Russkiy Mir is the only company in St. Petersburg that has both. Own medical center, medical ambulance service, round-the-clock dispatcher, own doctors - such an infrastructure allows you to make the treatment process continuous. The disease can be detected and treated from the moment a mild ailment appears. It is clear that this means a huge advantage for the client. The disease does not start, precious time is not wasted, costs are reduced. In addition, Russkiy Mir provides policyholders with any worthy medical facility in St. Petersburg to choose from for their programs. St. Petersburg hospitals, medical units, institutes cooperate with the Russkiy Mir company - everyone who is known as a manufacturer of quality medical services. This choice in the "Russian World" is really huge.

PROGRAMS FOR EVERYONE

In the same way, among the VHI programs of the Russkiy Mir, any client can find the one that suits him.
The Russkiy Mir company offers organizations and individuals a full range of medical protection. These are outpatient programs and programs for planned and emergency hospitalization, ambulance, children and families ... Convenient combinations of medical services for the client are offered at a standard or elite level. The conclusion of the VHI agreement is a creative process aimed at the benefit of the client.

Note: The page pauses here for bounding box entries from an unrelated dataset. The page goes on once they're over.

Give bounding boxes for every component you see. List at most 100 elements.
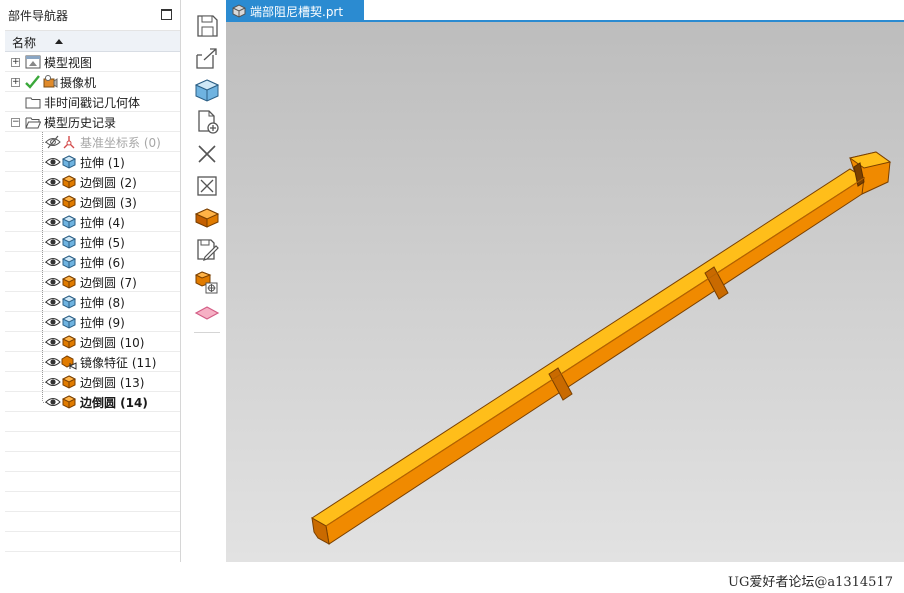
close-box-icon[interactable] (193, 172, 221, 200)
tree-node-feature[interactable]: 边倒圆 (13) (5, 372, 180, 392)
tree-node-feature[interactable]: 边倒圆 (3) (5, 192, 180, 212)
empty-row (5, 472, 180, 492)
feature-label: 拉伸 (4) (80, 216, 125, 230)
hidden-eye-icon[interactable] (45, 134, 61, 150)
tree-node-feature[interactable]: 拉伸 (9) (5, 312, 180, 332)
extrude-icon (61, 295, 77, 309)
tree-node-model-history[interactable]: − 模型历史记录 (5, 112, 180, 132)
sort-ascending-icon[interactable] (55, 39, 63, 44)
edge-blend-icon (61, 195, 77, 209)
visibility-eye-icon[interactable] (45, 234, 61, 250)
empty-row (5, 512, 180, 532)
feature-list: 基准坐标系 (0) 拉伸 (1) 边倒圆 (2) 边倒圆 (3) 拉伸 (4) 拉伸 (5… (5, 132, 180, 412)
visibility-eye-icon[interactable] (45, 154, 61, 170)
edge-blend-icon (61, 375, 77, 389)
column-header-name[interactable]: 名称 (5, 31, 180, 52)
checkmark-icon (25, 75, 40, 89)
feature-label: 边倒圆 (2) (80, 176, 137, 190)
maximize-icon[interactable] (161, 9, 172, 20)
tree-node-label: 模型视图 (44, 56, 93, 70)
plane-icon[interactable] (193, 300, 221, 328)
tree-node-feature[interactable]: 边倒圆 (14) (5, 392, 180, 412)
visibility-eye-icon[interactable] (45, 354, 61, 370)
collapse-icon[interactable]: − (11, 118, 20, 127)
assembly-icon[interactable] (193, 268, 221, 296)
empty-row (5, 492, 180, 512)
feature-label: 拉伸 (8) (80, 296, 125, 310)
column-header-label: 名称 (12, 36, 37, 50)
tree-connector (42, 392, 43, 401)
tab-label: 端部阻尼槽契.prt (250, 5, 344, 19)
feature-label: 拉伸 (5) (80, 236, 125, 250)
visibility-eye-icon[interactable] (45, 314, 61, 330)
visibility-eye-icon[interactable] (45, 194, 61, 210)
resource-toolbar (190, 10, 224, 340)
extrude-icon (61, 155, 77, 169)
model-bar-side-face (325, 176, 865, 545)
camera-icon (43, 75, 58, 88)
export-icon[interactable] (193, 44, 221, 72)
visibility-eye-icon[interactable] (45, 174, 61, 190)
tree-node-model-views[interactable]: + 模型视图 (5, 52, 180, 72)
tree-node-feature[interactable]: 边倒圆 (2) (5, 172, 180, 192)
forum-watermark: UG爱好者论坛@a1314517 (728, 575, 893, 590)
tree-node-label: 摄像机 (60, 76, 97, 90)
close-icon[interactable] (193, 140, 221, 168)
visibility-eye-icon[interactable] (45, 394, 61, 410)
feature-label: 边倒圆 (3) (80, 196, 137, 210)
tree-node-non-timestamp-geometry[interactable]: 非时间戳记几何体 (5, 92, 180, 112)
model-graphic (311, 151, 892, 545)
navigator-title: 部件导航器 (8, 9, 69, 23)
edge-blend-icon (61, 275, 77, 289)
visibility-eye-icon[interactable] (45, 254, 61, 270)
feature-label: 边倒圆 (10) (80, 336, 145, 350)
tree-node-feature[interactable]: 拉伸 (6) (5, 252, 180, 272)
visibility-eye-icon[interactable] (45, 214, 61, 230)
tree-node-feature[interactable]: 拉伸 (1) (5, 152, 180, 172)
visibility-eye-icon[interactable] (45, 274, 61, 290)
feature-label: 边倒圆 (7) (80, 276, 137, 290)
datum-csys-icon (63, 136, 75, 149)
part-icon[interactable] (193, 204, 221, 232)
tree-node-label: 模型历史记录 (44, 116, 117, 130)
tree-node-feature[interactable]: 边倒圆 (7) (5, 272, 180, 292)
tree-node-feature[interactable]: 拉伸 (5) (5, 232, 180, 252)
model-views-icon (25, 55, 41, 69)
tree-node-camera[interactable]: + 摄像机 (5, 72, 180, 92)
graphics-viewport[interactable] (226, 22, 904, 562)
feature-label: 拉伸 (9) (80, 316, 125, 330)
toolbar-separator (194, 332, 220, 333)
tree-node-feature[interactable]: 边倒圆 (10) (5, 332, 180, 352)
edit-document-icon[interactable] (193, 236, 221, 264)
visibility-eye-icon[interactable] (45, 334, 61, 350)
empty-row (5, 432, 180, 452)
folder-open-icon (25, 117, 41, 129)
tree-node-feature[interactable]: 基准坐标系 (0) (5, 132, 180, 152)
extrude-icon (61, 215, 77, 229)
feature-label: 镜像特征 (11) (80, 356, 157, 370)
extrude-icon (61, 315, 77, 329)
tree-node-label: 非时间戳记几何体 (44, 96, 141, 110)
save-icon[interactable] (193, 12, 221, 40)
extrude-icon (61, 235, 77, 249)
visibility-eye-icon[interactable] (45, 294, 61, 310)
feature-label: 边倒圆 (14) (80, 396, 148, 410)
tree-node-feature[interactable]: 镜像特征 (11) (5, 352, 180, 372)
empty-row (5, 452, 180, 472)
feature-label: 拉伸 (6) (80, 256, 125, 270)
mirror-feature-icon (61, 355, 77, 370)
solid-body-icon[interactable] (193, 76, 221, 104)
part-file-icon (232, 4, 246, 18)
feature-label: 边倒圆 (13) (80, 376, 145, 390)
tree-node-feature[interactable]: 拉伸 (8) (5, 292, 180, 312)
new-file-icon[interactable] (193, 108, 221, 136)
expand-icon[interactable]: + (11, 58, 20, 67)
edge-blend-icon (61, 335, 77, 349)
tab-part-file[interactable]: 端部阻尼槽契.prt (226, 0, 364, 22)
feature-label: 基准坐标系 (0) (80, 136, 161, 150)
tree-node-feature[interactable]: 拉伸 (4) (5, 212, 180, 232)
visibility-eye-icon[interactable] (45, 374, 61, 390)
edge-blend-icon (61, 175, 77, 189)
expand-icon[interactable]: + (11, 78, 20, 87)
empty-row (5, 412, 180, 432)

Among the VHI programs there are programs that are especially convenient for organizations, such as "office doctor". Its meaning is in regular medical examinations, prevention and early diagnosis of diseases. Reception takes place right in the office, at a convenient time for the organization. This saves time and money for the employer and the insured. And in time, noticed and cured diseases no longer threaten losses in the future.
Citizens are traditionally attracted by the system of family doctors of the Russkiy Mir insurance company.
A family doctor is in charge of the health of the whole family: first of all, he helps health not to turn into "illness". If any disorders occur, then the help of a permanent specialist helps to cope with them as quickly as possible.
With this approach, the disease will not be able to cause serious damage to the health of family members. The family doctor is especially important for chronic patients. In combination with the supervision of a family doctor, nursing patronage, home procedures and other medical services that the client wants to include in the contract are possible.
Voluntary health insurance policies from the Russkiy Mir company make high-quality medicine affordable for both Petersburgers and residents of the Leningrad Region. This is served by the system of branches of the company.